Monday, April 16, 2012
My boy loves the outdoors. This mama is learning how to get dirt under my manicured nails, find joy in all the insects that would normally "bug" me, and stick my feet in the creek and get them muddy and not care. (Okay, I care a little bit...but it all washes off!)
Some days the fish are biting and somedays they aren't. But you've got to at least be willing to bait the hook, cast your line, and be patient. Even a normally active and energetic little boy was willing to patiently wait in hopes of catching the prize. The mud and water and worms didn't phase him. Not in the least. I was certainly stepping outside of my comfort zone, but I'm so glad I did.
He demonstrated more patience than I anticipated. But after about an hour of not catching anything and the minnows nibbling away at the worm, he wanted to get in with the fish, determined that if he was closer he might catch something. He was content to wade in the water. He found a red plastic cup that he wanted to use to catch the fish instead of the rod. I explained why this wouldn't work, but he didn't care. He was enjoying scooping a cup full of water at a time and carefully inspecting to see if he'd caught anything. I'm proud to report he caught an acorn, leaf and a stick, but no fish.

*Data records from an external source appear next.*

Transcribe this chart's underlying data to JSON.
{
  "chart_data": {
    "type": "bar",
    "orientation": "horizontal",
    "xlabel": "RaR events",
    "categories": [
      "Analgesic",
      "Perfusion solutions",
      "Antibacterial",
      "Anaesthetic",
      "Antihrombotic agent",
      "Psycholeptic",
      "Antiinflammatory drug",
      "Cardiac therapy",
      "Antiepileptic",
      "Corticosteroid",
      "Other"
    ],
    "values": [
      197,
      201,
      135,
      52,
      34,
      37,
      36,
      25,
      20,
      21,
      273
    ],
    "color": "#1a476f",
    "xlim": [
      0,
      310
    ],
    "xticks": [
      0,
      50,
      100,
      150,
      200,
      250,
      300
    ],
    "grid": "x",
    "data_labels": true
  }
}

Jesus told the disciples to cast their nets. He taught them to make fishers of men. And so you and I have been commissioned. I admit - I share smiles to passers-by, offer compliments to complete strangers, start up conversations with those in service positions - all attempts to be some small example of Christ's love.
But what if I went one step further. What if I was willing to remove myself from the comfort of my little world, even go past the safety of the creek bank, and wade into the waters. You see, I think E had the right idea. His red plastic cup might not have been the right tool to catch fish, but he was willing to get into the water where they were. He wanted to be in their environment. Down and dirty, literally. Even throwing himself in at one point saying, in his own words, "I'm being just like a fish." Could my little fisher be teaching me what it means to be in the world but not of it?
I'm willing to bait the hook - even if it means getting dirt under my nails (or worse, worm guts). I'm willing to cast my line - even if it means having to wait patiently for a fish to swim my way. I'm also willing to step off the creek bank and wade into the waters to go where the fish are.
I'd say we have a fishing trip to schedule... Want to join me?